“… and one of these days you will know a world in which I no longer exist.”
“I don’t know that I can imagine that.”
“Possibly not. I have always been part of your world. Before you were born, you could say that I was your world… all your physical experience, at least, came through me…”
“Hmm. Hadn’t thought of it quite that way before…”
“…so a world without me is not within your experience, and might be as hard for you to imagine as a world without you. No point of reference.”
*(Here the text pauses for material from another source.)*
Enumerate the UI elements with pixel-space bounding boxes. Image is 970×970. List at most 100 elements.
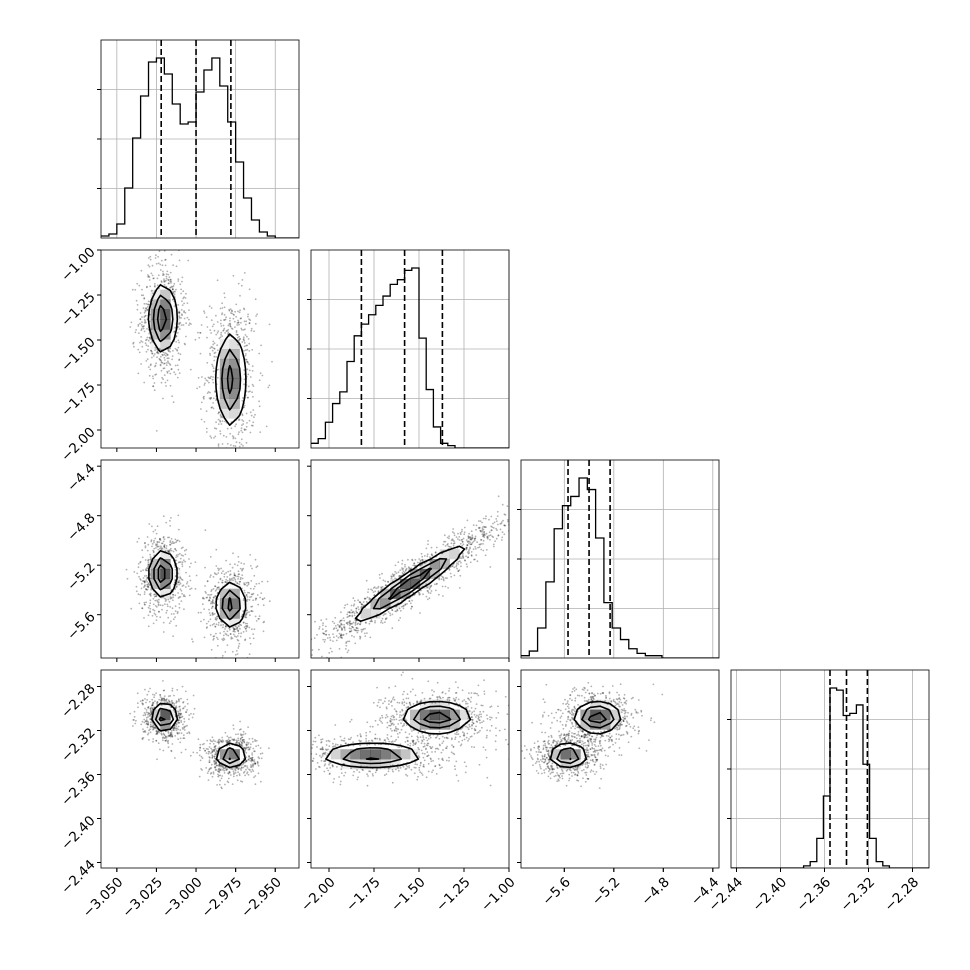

The subject of mortality had been brought to our attention by the passing of a neighbour and friend, a woman whose kindness and wisdom had brought something special to the world. The simple Quaker funeral of a shared silence had been both beautiful and moving, as we each turned our thoughts to how her presence had changed our lives, making the moment one of gratitude and recognition instead of an occasion given solely to grief. Her actions had been the small ones of every day, her life outwardly unremarkable… and yet she had made a huge difference to the lives of her family, friends and neighbours. From her funeral to a deeper conversation was not a big step.
It was an interesting discussion. Because most of us live what we consider to be rather ordinary lives, we do not realise how big an impact we might make. We seldom think about how different things might be for others had we not been around. What might, or might not have happened had we never been.
For a start, how do you imagine not being? You might imagine your own demise… and, in melodramatic moments, there may even be a vague satisfaction or discontent when you consider the aftermath of that event within your intimate circle. A sort of ‘you’ll be sorry when I’m gone’ scenario… even though you will not be there to know about it. You may be able to picture a future from which you are missing… but when you do so, you are looking at it through your own eyes and therefore it is a false image… you will not be there to see it. The ‘you’ you are now will no longer exist.
Even less can we conceive of a world in which we have never been. Any attempt to subtract ourselves from the reality we know, will have so many ramifications that such a world truly is impossible to imagine.